I dati relativi conseguiti nel corso del 2017 evidenziano, rispetto agli anni immediatamente precedenti, un riduzione del numero delle aziende ispezionate in conseguenza della contrazione del numero di ispettori del lavoro, civili: 771 nel 2017 contro le 960 del 2016. Anche se si è avuta una contrazione nel numero delle ispezione e tuttavia aumentata la percentuale di irregolarità.

I settori merceologici interessati dall’attività ispettiva sono riportati nella scheda che segue. Ovviamente la scelta degli obiettivi ha tenuto conto sia della programmazione effettuata sulla base del contesto di riferimento sia delle cosiddette campagne speciali organizzate dall’Ispettorato nazionale del Lavoro sia delle segnalazioni pervenute da parte di altri organi della Pubblica Amministrazioni, in primo luogo forze di Polizia.

Al dato sono da aggiungere 32 controlli effettuati su patronati ed aziende che hanno inoltrato richiesta di Cassa Integrazione Straordinaria.
Sono stati effettuati 15 accertamenti in materia di Cassa Integrazione e rilasciati 264 provvedimenti di autorizzazione all’installazione di impianti di videosorveglianza.

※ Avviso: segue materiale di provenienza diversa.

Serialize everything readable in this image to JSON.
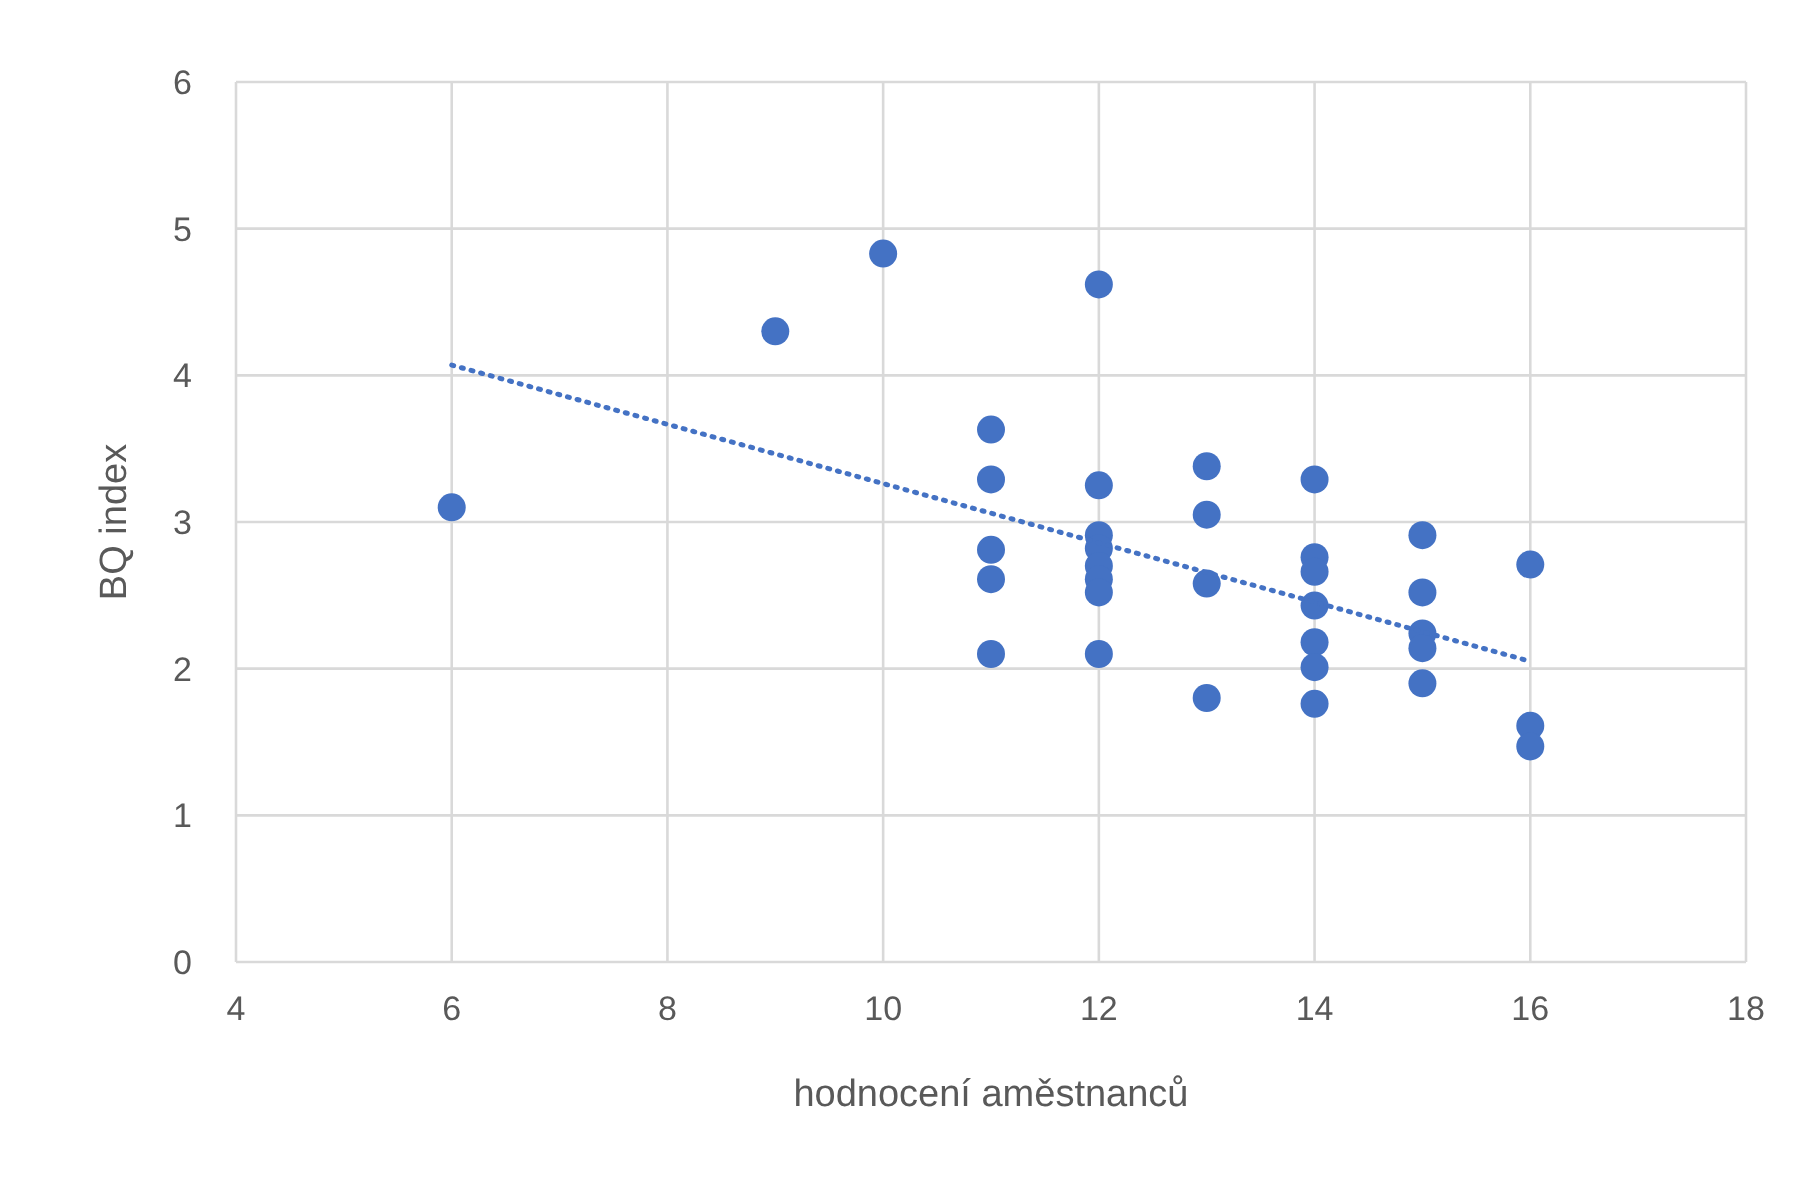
{
  "chart_data": {
    "type": "scatter",
    "xlabel": "hodnocení aměstnanců",
    "ylabel": "BQ index",
    "xlim": [
      4,
      18
    ],
    "xticks": [
      4,
      6,
      8,
      10,
      12,
      14,
      16,
      18
    ],
    "ylim": [
      0,
      6
    ],
    "yticks": [
      0,
      1,
      2,
      3,
      4,
      5,
      6
    ],
    "grid": true,
    "series": [
      {
        "color": "#4472c4",
        "marker": "circle",
        "x": [
          6,
          9,
          10,
          11,
          11,
          11,
          11,
          11,
          12,
          12,
          12,
          12,
          12,
          12,
          12,
          12,
          13,
          13,
          13,
          13,
          14,
          14,
          14,
          14,
          14,
          14,
          14,
          15,
          15,
          15,
          15,
          15,
          16,
          16,
          16
        ],
        "values": [
          3.1,
          4.3,
          4.83,
          3.63,
          3.29,
          2.81,
          2.61,
          2.1,
          4.62,
          3.25,
          2.91,
          2.82,
          2.7,
          2.61,
          2.52,
          2.1,
          3.38,
          3.05,
          2.58,
          1.8,
          3.29,
          2.76,
          2.66,
          2.43,
          2.18,
          2.01,
          1.76,
          2.91,
          2.52,
          2.24,
          2.14,
          1.9,
          2.71,
          1.61,
          1.47
        ]
      },
      {
        "type": "line",
        "color": "#4472c4",
        "line_style": "dotted",
        "marker": "none",
        "x": [
          6,
          16
        ],
        "values": [
          4.07,
          2.05
        ]
      }
    ]
  }
}
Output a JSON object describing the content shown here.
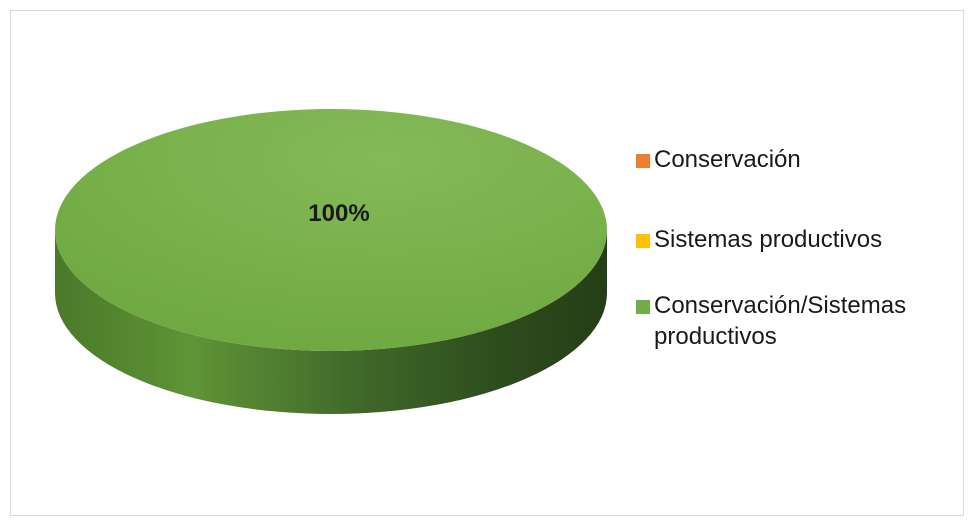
{
  "chart_data": {
    "type": "pie",
    "style": "3d",
    "slices": [
      {
        "label": "Conservación",
        "value": 0,
        "color": "#ED7D31"
      },
      {
        "label": "Sistemas productivos",
        "value": 0,
        "color": "#FFC000"
      },
      {
        "label": "Conservación/Sistemas productivos",
        "value": 100,
        "color": "#70AD47"
      }
    ],
    "data_labels": [
      "",
      "",
      "100%"
    ],
    "legend_position": "right"
  }
}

Di quelle controllate, il 58,88% ha mostrato irregolarità: 1973 i lavoratori verificati, 350 quelli irregolari, 137 quelli in nero e 4 clandestini. Sono state sospese 24 attività imprenditoriali per l’occupazione di lavoratori in nero in misura pari o superiore al 20% del personale presente:

La verifica amministrativa delle sopra riferite posizioni lavorative ha portato ha determinato l’accertamento di un imponibile contributivo non denunciato agli Istituti di previdenza e assistenza pari a 3.782.754,14 euro anno 2017 e 10.522,343,16 euro nel 2016. Nell’anno 2017 sono state introitate sanzioni amministrative e penali per complessivi 474.870,84 euro (437.115,05 nel 2016).

Per quanto riguarda le attività di natura penale, nell’anno 2017 sono stati introitati €. 92.918,85 a titolo di ammende comminate per violazioni in materia di sicurezza sul lavoro. Denunciate anche 42 persone.

Sono state invece 163 le denunce provenienti dagli stessi lavoratori.